Gregory B. Potter, Ph.D. - US grants

DESCRIPTION (provided by applicant): Substantial evidence suggests that neuropsychiatric disorders such as schizophrenia, bipolar disorder, and autism, may result from defects in GABAergic neurotransmission within the forebrain. Identification of factors that control the development and function of GABAergic neurons within the forebrain may provide insights into the underlying causes of these disorders. A set of likely candidate factors include the Dlx family of homeobox transcription factors since they are essential for the proper differentiation and function of forebrain GABAergic neurons. Dlx 1 continues to be expressed in restricted regions of the postnatal mouse brain and may be involved in the maintenance, production, or function of GABAergic neurons in the adult animal.

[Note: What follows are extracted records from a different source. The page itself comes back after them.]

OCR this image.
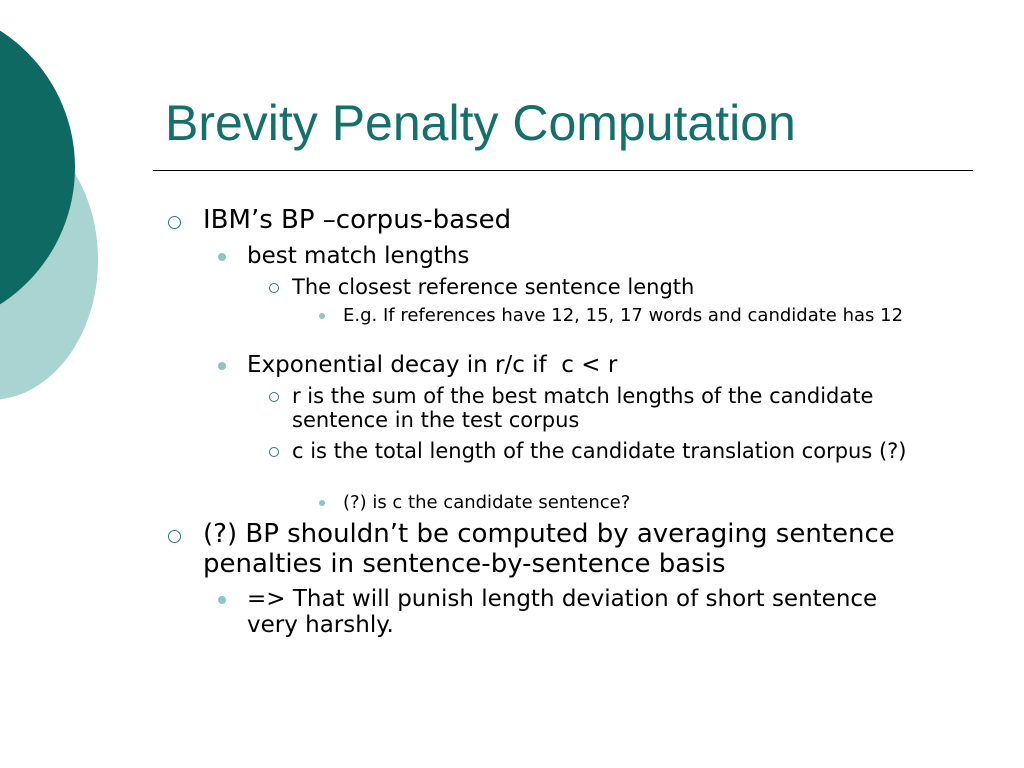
Brevity Penalty Computation
IBM’s BP –corpus-based
best match lengths
The closest reference sentence length
E.g. If references have 12, 15, 17 words and candidate has 12
Exponential decay in r/c if  c < r
r is the sum of the best match lengths of the candidate sentence in the test corpus
c is the total length of the candidate translation corpus (?)
(?) is c the candidate sentence?
(?) BP shouldn’t be computed by averaging sentence penalties in sentence-by-sentence basis
=> That will punish length deviation of short sentence very harshly.
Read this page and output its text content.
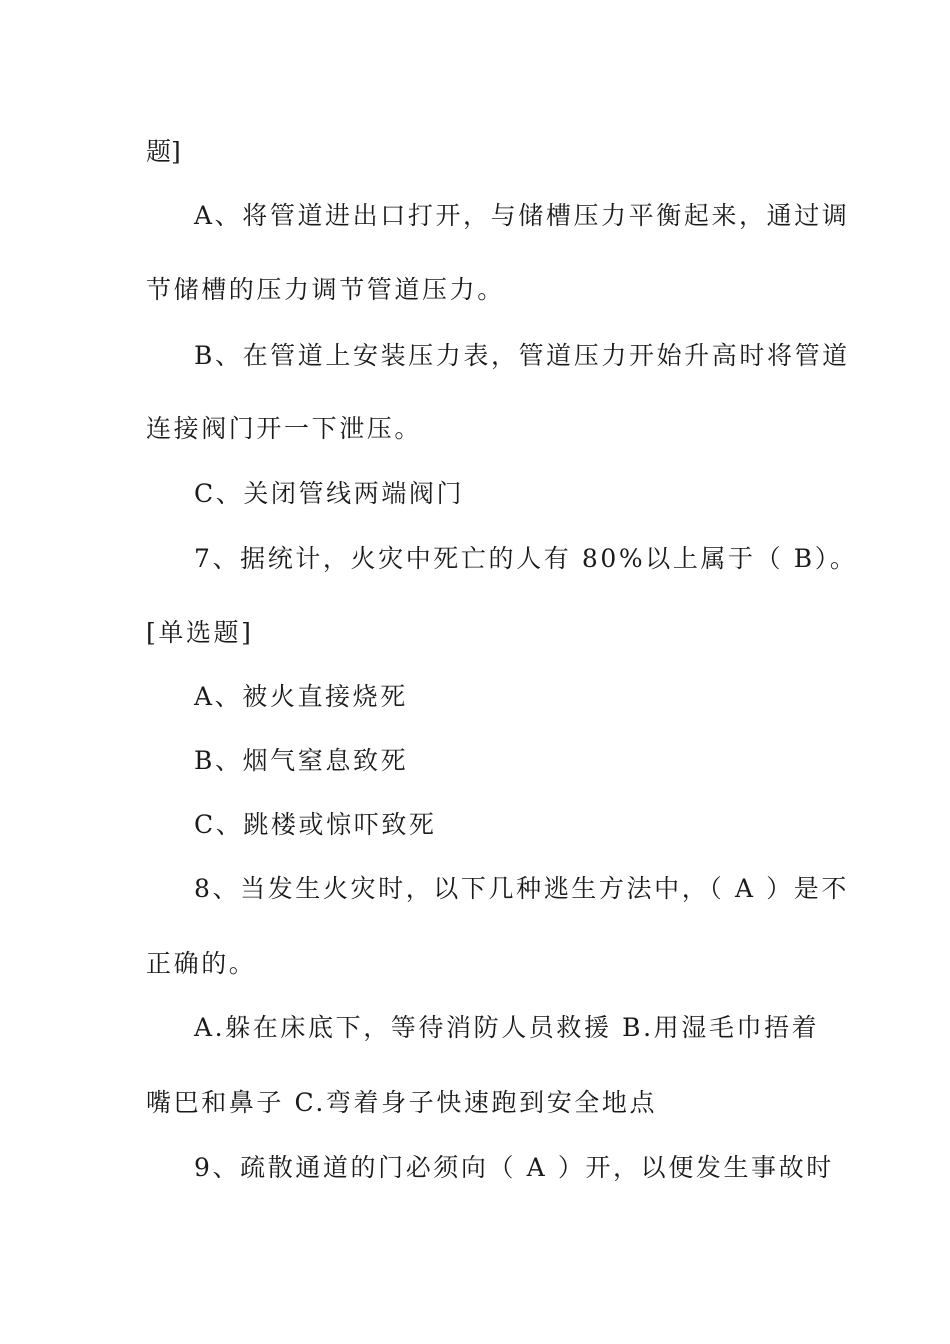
题]

A、将管道进出口打开，与储槽压力平衡起来，通过调

节储槽的压力调节管道压力。

B、在管道上安装压力表，管道压力开始升高时将管道

连接阀门开一下泄压。

C、关闭管线两端阀门

7、据统计，火灾中死亡的人有 80%以上属于（ B）。

[单选题]

A、被火直接烧死

B、烟气窒息致死

C、跳楼或惊吓致死

8、当发生火灾时，以下几种逃生方法中，（ A ）是不

正确的。

A.躲在床底下，等待消防人员救援 B.用湿毛巾捂着

嘴巴和鼻子 C.弯着身子快速跑到安全地点

9、疏散通道的门必须向（ A ）开，以便发生事故时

To study the early and postnatal expression of Dlx1+ cells and their projections, a mutant allele of Dlx1 that expresses a cell body marker and an axonal marker from the Dlxl locus will be generated. Using co-labeling methods such as in situ hybridization and immunohistochemistry, the cell types and axonal projections of Dlx1+ cells in the forebrain will be determined. A study of late postnatal defects in Dlxl mutants is prevented since Dlx1 mutants die within a month of birth. To circumvent this problem, the Cre/loxP system will be used to generate a conditional allele of the Dlx 1 mutation. The postnatal role of Dlx 1 in GABAergic neuronal maturation and function will be examined by phenotypic analysis of mice with a temporal and tissue-specific deletion of Dlx1 in forebrain.